Negli anni delle scuole medie, quando il traduttore simultaneo si rivela sempre più avvezzo al suo compito, si infittisce il rapporto con la lettura: dai testi religiosi e dalle enciclopedie di casa si arriva ad alcune collane di classici, arrivano Il Conte di Montecristo e il decisamente più ostico Moby Dick. E con essi, arrivano anche i primi tentativi di scrittura, come L’evasione, dramma carcerario d’esordio stimolato dal romanzo di Dumas.

Più avanti, con l’avanzare dell’età e l’avvicinarsi di alcune scelte problematiche, Marcello decide di abbandonare la Sardegna e di passare dalla facoltà di Medicina a Sassari a quella di Lettere a Bologna (decisivo il libro di Satta di cui si è detto), dove ha modo di conoscere Ezio Raimondi, con cui si laureerà, e dove prende sempre più piede l’idea di diventare uno scrittore.

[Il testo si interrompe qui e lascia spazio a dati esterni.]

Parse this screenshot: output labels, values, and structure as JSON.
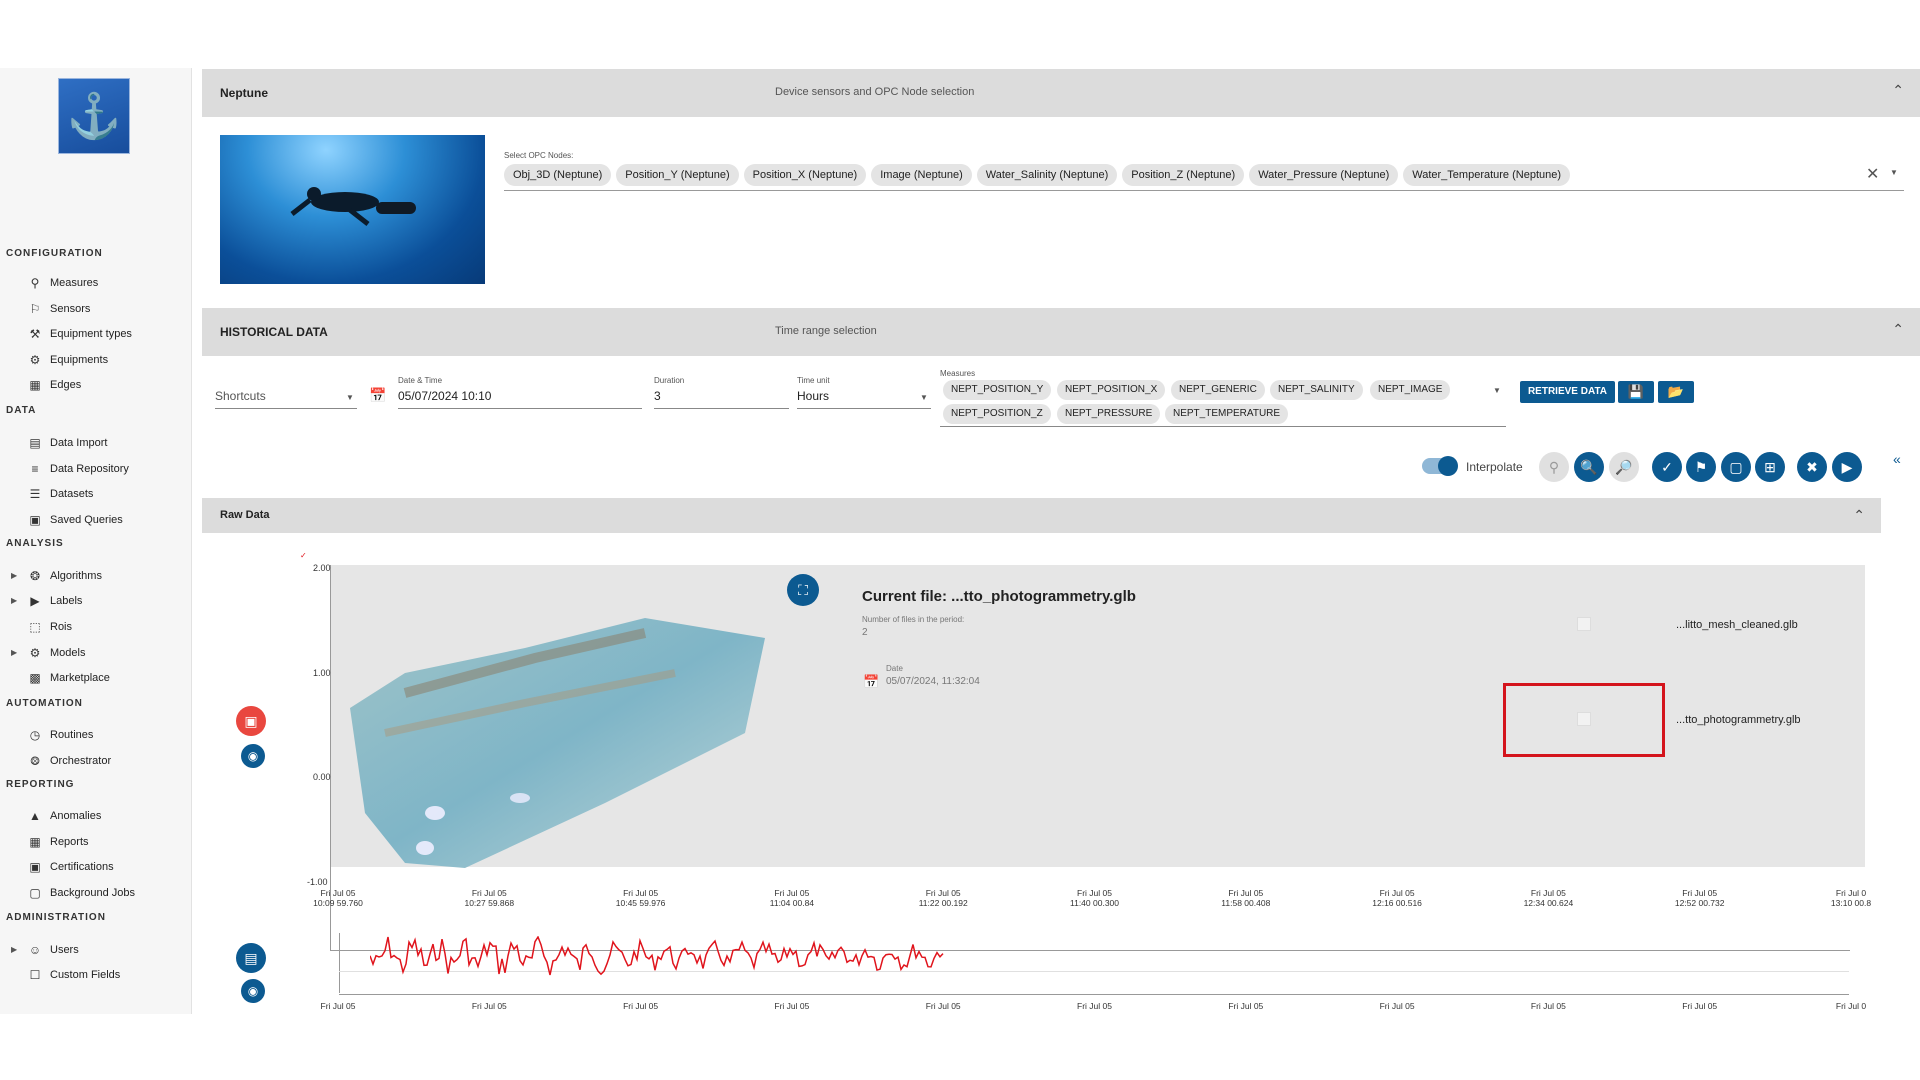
{
  "sidebar": {
    "sections": [
      {
        "title": "CONFIGURATION",
        "items": [
          {
            "label": "Measures",
            "icon": "search-icon"
          },
          {
            "label": "Sensors",
            "icon": "sensor-walk-icon"
          },
          {
            "label": "Equipment types",
            "icon": "tools-icon"
          },
          {
            "label": "Equipments",
            "icon": "equipment-icon"
          },
          {
            "label": "Edges",
            "icon": "edge-device-icon"
          }
        ]
      },
      {
        "title": "DATA",
        "items": [
          {
            "label": "Data Import",
            "icon": "file-import-icon"
          },
          {
            "label": "Data Repository",
            "icon": "database-icon"
          },
          {
            "label": "Datasets",
            "icon": "list-icon"
          },
          {
            "label": "Saved Queries",
            "icon": "saved-query-icon"
          }
        ]
      },
      {
        "title": "ANALYSIS",
        "items": [
          {
            "label": "Algorithms",
            "icon": "algorithm-icon",
            "expandable": true
          },
          {
            "label": "Labels",
            "icon": "label-icon",
            "expandable": true
          },
          {
            "label": "Rois",
            "icon": "roi-icon"
          },
          {
            "label": "Models",
            "icon": "model-icon",
            "expandable": true
          },
          {
            "label": "Marketplace",
            "icon": "marketplace-icon"
          }
        ]
      },
      {
        "title": "AUTOMATION",
        "items": [
          {
            "label": "Routines",
            "icon": "routine-icon"
          },
          {
            "label": "Orchestrator",
            "icon": "orchestrator-icon"
          }
        ]
      },
      {
        "title": "REPORTING",
        "items": [
          {
            "label": "Anomalies",
            "icon": "warning-icon"
          },
          {
            "label": "Reports",
            "icon": "calendar-icon"
          },
          {
            "label": "Certifications",
            "icon": "certificate-icon"
          },
          {
            "label": "Background Jobs",
            "icon": "background-jobs-icon"
          }
        ]
      },
      {
        "title": "ADMINISTRATION",
        "items": [
          {
            "label": "Users",
            "icon": "users-icon",
            "expandable": true
          },
          {
            "label": "Custom Fields",
            "icon": "custom-fields-icon"
          }
        ]
      }
    ]
  },
  "device": {
    "title": "Neptune",
    "subtitle": "Device sensors and OPC Node selection",
    "opc_label": "Select OPC Nodes:",
    "opc_nodes": [
      "Obj_3D (Neptune)",
      "Position_Y (Neptune)",
      "Position_X (Neptune)",
      "Image (Neptune)",
      "Water_Salinity (Neptune)",
      "Position_Z (Neptune)",
      "Water_Pressure (Neptune)",
      "Water_Temperature (Neptune)"
    ]
  },
  "historical": {
    "title": "HISTORICAL DATA",
    "subtitle": "Time range selection",
    "shortcuts_placeholder": "Shortcuts",
    "date_label": "Date & Time",
    "date_value": "05/07/2024 10:10",
    "duration_label": "Duration",
    "duration_value": "3",
    "time_unit_label": "Time unit",
    "time_unit_value": "Hours",
    "measures_label": "Measures",
    "measures": [
      "NEPT_POSITION_Y",
      "NEPT_POSITION_X",
      "NEPT_GENERIC",
      "NEPT_SALINITY",
      "NEPT_IMAGE",
      "NEPT_POSITION_Z",
      "NEPT_PRESSURE",
      "NEPT_TEMPERATURE"
    ],
    "retrieve_label": "RETRIEVE DATA"
  },
  "toolbar": {
    "interpolate_label": "Interpolate",
    "interpolate_on": true
  },
  "raw": {
    "title": "Raw Data",
    "y_ticks": [
      "2.00",
      "1.00",
      "0.00",
      "-1.00"
    ],
    "x_ticks": [
      [
        "Fri Jul 05",
        "10:09 59.760"
      ],
      [
        "Fri Jul 05",
        "10:27 59.868"
      ],
      [
        "Fri Jul 05",
        "10:45 59.976"
      ],
      [
        "Fri Jul 05",
        "11:04 00.84"
      ],
      [
        "Fri Jul 05",
        "11:22 00.192"
      ],
      [
        "Fri Jul 05",
        "11:40 00.300"
      ],
      [
        "Fri Jul 05",
        "11:58 00.408"
      ],
      [
        "Fri Jul 05",
        "12:16 00.516"
      ],
      [
        "Fri Jul 05",
        "12:34 00.624"
      ],
      [
        "Fri Jul 05",
        "12:52 00.732"
      ],
      [
        "Fri Jul 0",
        "13:10 00.8"
      ]
    ],
    "x_ticks_bottom": [
      "Fri Jul 05",
      "Fri Jul 05",
      "Fri Jul 05",
      "Fri Jul 05",
      "Fri Jul 05",
      "Fri Jul 05",
      "Fri Jul 05",
      "Fri Jul 05",
      "Fri Jul 05",
      "Fri Jul 05",
      "Fri Jul 0"
    ],
    "current_file_label": "Current file: ...tto_photogrammetry.glb",
    "num_files_label": "Number of files in the period:",
    "num_files_value": "2",
    "date_label": "Date",
    "date_value": "05/07/2024, 11:32:04",
    "files": [
      "...litto_mesh_cleaned.glb",
      "...tto_photogrammetry.glb"
    ]
  },
  "colors": {
    "primary": "#0c5a91",
    "signal": "#e0141c",
    "highlight": "#d4141c",
    "delete": "#e9473f"
  }
}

Nella parte finale questa idea si concretizza definitivamente. Viene ricordata la vittoria del premio Calvino nel 1992 e i titoli di alcuni dei primi libri: Picta, Ferro recente e Sempre caro (che «mi aprì le porte della grande editoria e del mondo»). Insieme a loro ecco comparire alcune storiche figure dell’editoria italiana come Piero Gelli e Giulio Einaudi. Da qui il libro approfondisce il discorso della trasformazione, del passaggio a qualcos’altro, toccando quel campo che, in letteratura, rappresenta forse più di ogni altro l’idea di contatto con terreni lontani dal proprio: la traduzione, il trasmigrare da una lingua all’altra grazie all’ausilio di quegli intellettuali quasi invisibili che sono i traduttori. Sono pagine divertenti e interessanti, quelle in cui Fois, non senza una punta di autocompiacimento, ci parla delle sue voci nelle principali lingue mondiali. Ed è solo il momento più avanzato di una storia iniziata molti anni prima, dove la costante sembra essere dunque la necessità di aprirsi all’altro in dialettica col proprio Io. Uscire dal parlato familiare per abbracciare l’italiano, andare via dalla Sardegna per scoprire Bologna, oltrepassare i confini dell’editoria nazionale per essere tradotti in altri paesi. La mia Babele scandaglia la memoria dell’autore raccontando questa uscita da sé stessi senza mai abbandonare sé stessi. Un percorso complesso e intricato, su cui l’ironia e l’agilità dello stile di Fois cercano di far luce, che mette in risalto un aspetto tutt’altro che secondario del fare letteratura e del mestiere dello scrittore.